За время моего семилетнего отсутствия музей мало изменился. Новый (после смерти Виппера) замдиректора по науке И.А. Данилова была серьезным специалистом по итальянскому Возрождению и привлекала на наши лекции и конференции выдающихся ученых; блистали своими докладами Аверинцев, Михайлов, Гуревич, Гаспаров, Эткинд… Расширилась и выставочная деятельность, налаживались связи с зарубежными музеями. Но общесоюзный бардак распространялся и на нашу скромную деятельность.
В 70-м году в музее проходила огромная выставка работ Ван Гога из голландских собраний, первая по межгосударственному соглашению — между СССР и Голландией. Я должен был принять работы по их прибытии на аэродром. Собственно, моя функция заключалась лишь в том, чтобы подписать бумаги приемки и сопроводить груз в музей. Все стальное — погрузка, доставка, разгрузка, — как и всегда в таких случаях, осуществлялось Дирекцией выставок и панорам Министерства культуры СССР.

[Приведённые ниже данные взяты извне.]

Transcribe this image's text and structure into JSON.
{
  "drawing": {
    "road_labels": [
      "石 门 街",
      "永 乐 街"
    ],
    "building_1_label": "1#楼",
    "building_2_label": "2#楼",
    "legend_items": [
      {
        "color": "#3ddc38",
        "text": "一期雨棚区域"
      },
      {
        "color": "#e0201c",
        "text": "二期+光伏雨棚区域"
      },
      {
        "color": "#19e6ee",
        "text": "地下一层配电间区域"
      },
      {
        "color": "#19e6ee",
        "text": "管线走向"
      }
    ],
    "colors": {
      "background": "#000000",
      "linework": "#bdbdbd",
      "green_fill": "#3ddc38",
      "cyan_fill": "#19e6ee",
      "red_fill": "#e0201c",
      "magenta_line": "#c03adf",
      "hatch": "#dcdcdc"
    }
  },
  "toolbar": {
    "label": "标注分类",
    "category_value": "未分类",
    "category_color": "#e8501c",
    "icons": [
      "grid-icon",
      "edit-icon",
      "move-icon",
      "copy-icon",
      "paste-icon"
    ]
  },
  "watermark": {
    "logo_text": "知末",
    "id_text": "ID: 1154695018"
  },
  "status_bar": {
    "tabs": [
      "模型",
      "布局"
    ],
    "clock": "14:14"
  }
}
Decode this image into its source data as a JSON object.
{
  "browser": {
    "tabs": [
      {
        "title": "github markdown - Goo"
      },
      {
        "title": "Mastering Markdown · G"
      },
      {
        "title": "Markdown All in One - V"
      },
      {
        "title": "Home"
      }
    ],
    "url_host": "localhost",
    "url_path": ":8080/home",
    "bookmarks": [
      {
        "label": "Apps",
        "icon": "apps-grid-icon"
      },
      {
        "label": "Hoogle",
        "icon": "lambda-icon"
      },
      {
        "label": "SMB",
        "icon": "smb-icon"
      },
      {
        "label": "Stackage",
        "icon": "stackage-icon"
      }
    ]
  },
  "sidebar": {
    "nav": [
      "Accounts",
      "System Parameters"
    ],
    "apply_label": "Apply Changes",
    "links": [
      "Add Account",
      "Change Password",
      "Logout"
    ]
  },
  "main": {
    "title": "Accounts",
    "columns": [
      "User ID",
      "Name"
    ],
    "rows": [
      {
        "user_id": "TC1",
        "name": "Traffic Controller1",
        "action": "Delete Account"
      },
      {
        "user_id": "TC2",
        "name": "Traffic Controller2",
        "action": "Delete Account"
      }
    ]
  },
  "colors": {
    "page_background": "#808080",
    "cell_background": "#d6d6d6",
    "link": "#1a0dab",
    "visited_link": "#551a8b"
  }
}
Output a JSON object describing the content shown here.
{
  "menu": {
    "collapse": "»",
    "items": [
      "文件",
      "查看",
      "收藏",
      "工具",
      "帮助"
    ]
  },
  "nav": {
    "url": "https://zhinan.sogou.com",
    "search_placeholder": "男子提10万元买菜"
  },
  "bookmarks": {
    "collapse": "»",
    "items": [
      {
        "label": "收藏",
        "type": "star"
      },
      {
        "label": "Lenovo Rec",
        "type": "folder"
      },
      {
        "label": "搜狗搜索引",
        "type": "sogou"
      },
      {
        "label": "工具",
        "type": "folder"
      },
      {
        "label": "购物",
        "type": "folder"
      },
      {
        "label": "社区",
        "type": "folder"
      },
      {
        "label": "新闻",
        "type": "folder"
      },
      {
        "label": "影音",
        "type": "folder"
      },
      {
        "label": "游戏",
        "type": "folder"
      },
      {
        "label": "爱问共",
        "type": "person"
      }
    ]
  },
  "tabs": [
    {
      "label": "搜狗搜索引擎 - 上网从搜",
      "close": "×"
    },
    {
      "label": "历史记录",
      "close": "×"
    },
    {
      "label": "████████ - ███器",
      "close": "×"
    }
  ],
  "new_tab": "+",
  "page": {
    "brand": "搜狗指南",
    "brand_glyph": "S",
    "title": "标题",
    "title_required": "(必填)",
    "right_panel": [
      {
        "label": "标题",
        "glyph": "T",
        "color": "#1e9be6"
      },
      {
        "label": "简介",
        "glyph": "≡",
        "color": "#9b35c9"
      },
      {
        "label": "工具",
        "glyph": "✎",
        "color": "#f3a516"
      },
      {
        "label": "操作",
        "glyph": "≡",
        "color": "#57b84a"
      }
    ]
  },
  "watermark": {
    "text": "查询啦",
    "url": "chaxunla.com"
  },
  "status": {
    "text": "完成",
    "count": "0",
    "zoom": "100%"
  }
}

Утром в музей приехал культурный атташе голландского посольства г-н Ханнема — человек высокой культуры и большого обаяния. Мы на его машине отправились в “Шереметьево”, ведя по пути высокоинтеллектуальные разговоры об искусстве, о Босхе (в Амстердаме тогда проходила его выставка). Ровно в три часа по расписанию приземлился специальный лайнер с работами Ван Гога. Подъехала милицейская машина с мигалками, которая должна была сопровождать груз. Прошел час, другой, а машина с работниками Дирекции не появилась. Подъехал автобус с пассажирами на обратный рейс, пилот занервничал и заявил, что сейчас же отправляется вместе с грузом обратно в Амстердам. Я мотался по аэродрому в поисках рабочих и машины, наконец, договорился с какой-то разболтанной полуторкой и подогнал ее к самолету. Был март, слякоть, и мы с директором голландского музея господином Кроллер-Мюллером, сопровождавшим выставку, стаскивали ящики с картинами в подтаявший снег, в лужи, а потом грузили их на грузовик, чтобы отвезти на шереметьевский склад. Наконец, появился представитель Дирекции и с ним один пьяный рабочий. Машины при них не было. Я названивал Антоновой, Антонова названивала в Министерство, начали подъезжать посольские лимузины и министерские “Волги”. Не представляю, чем бы все это кончилось, если бы тут не подвернулся управляющий (или директор) амстердамской авиалинии — тертый голландец, указавший на стоящий в стороне пустой почтовый фургон. “Куда ехать-то?”, — спросил шофер. “Следуйте за милицейской машиной”. У парня отвисла челюсть. А дальше картина, достойная кисти самого Ван Гога.
Впереди на красный свет движется милицейская машина, сзади — кавалькада посольских машин, в середине — шофер, не понимающий, куда его везут, а внутри фургона — я, упираясь спиной о стенку, придерживаю ногами ящики с картинами, чтобы их не растрясло.